Le contenu diffusé par Warner et HBO, désormais disponible sur tous les réseaux sociaux, nous montre un Stuart qui a apparemment échoué dans sa tentative de sauver l’univers et vit dans un monde complètement différent de celui qu’il a connu. Le grand conflit spatio-temporel aurait été provoqué après que Stuart ait cassé un appareil appartenant à Sheldon et Leonard, déclenchant une apocalypse multiversale qu’un Staurt d’une autre réalité entreprend de réparer avec Denise et Bert.

La série a un style absolument cinématographique et dans chaque image il est clair que son budget est bien plus important que celui utilisé dans The Big Bang Theory et Young Sheldon.
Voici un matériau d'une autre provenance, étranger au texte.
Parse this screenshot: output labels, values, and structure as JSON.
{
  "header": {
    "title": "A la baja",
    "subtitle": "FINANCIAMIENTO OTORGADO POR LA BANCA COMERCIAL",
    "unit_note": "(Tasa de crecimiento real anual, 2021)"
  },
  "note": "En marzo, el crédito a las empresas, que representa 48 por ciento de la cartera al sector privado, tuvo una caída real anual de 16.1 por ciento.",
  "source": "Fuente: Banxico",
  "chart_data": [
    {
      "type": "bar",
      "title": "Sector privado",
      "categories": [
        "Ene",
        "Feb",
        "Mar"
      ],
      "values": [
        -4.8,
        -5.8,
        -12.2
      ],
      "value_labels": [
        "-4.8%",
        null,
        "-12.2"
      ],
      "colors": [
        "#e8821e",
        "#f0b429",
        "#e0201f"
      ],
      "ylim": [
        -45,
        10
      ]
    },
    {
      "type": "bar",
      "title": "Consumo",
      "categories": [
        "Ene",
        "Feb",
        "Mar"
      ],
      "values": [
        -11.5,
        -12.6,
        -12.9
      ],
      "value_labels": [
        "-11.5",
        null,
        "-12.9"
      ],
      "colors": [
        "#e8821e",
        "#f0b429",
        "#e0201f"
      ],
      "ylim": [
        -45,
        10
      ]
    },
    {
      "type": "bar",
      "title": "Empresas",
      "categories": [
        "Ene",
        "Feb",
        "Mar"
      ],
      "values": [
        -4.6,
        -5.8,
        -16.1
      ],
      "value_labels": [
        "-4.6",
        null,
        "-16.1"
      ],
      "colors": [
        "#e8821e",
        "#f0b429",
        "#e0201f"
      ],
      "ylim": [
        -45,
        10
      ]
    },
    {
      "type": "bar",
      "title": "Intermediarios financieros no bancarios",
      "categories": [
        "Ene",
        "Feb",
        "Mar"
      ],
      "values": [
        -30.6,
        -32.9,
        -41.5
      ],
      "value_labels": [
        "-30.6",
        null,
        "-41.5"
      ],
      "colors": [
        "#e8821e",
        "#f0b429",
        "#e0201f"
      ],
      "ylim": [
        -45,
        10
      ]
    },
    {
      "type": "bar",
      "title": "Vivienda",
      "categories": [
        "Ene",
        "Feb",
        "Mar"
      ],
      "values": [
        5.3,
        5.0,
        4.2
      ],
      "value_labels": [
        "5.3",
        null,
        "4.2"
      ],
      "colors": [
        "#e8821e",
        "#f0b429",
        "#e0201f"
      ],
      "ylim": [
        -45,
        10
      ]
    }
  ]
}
Les protagonistes de Stuart ne parvient pas à sauver l’univers
Kevin Sussman, qui a joué Stuart Bloom dans chaque saison de The Big Bang Theory comme un soulagement comique pour lequel nous nous sentions désolés de temps en temps, revient dans le rôle de son personnage. Il est accompagné de Lauren Lapkus dans le rôle de Denise, Brian Posehn dans le rôle de Bert Kibbler et John Ross Bowie dans le rôle du mémorable Barry Kripke.
Stuart Fails to Save the Universe est créé par Chuck Lorre, Zak Penn et Bill Prady. Le premier chapitre arrivera sur la plateforme HBO Max le 23 juillet et les chapitres restants seront diffusés chaque semaine sur la plateforme.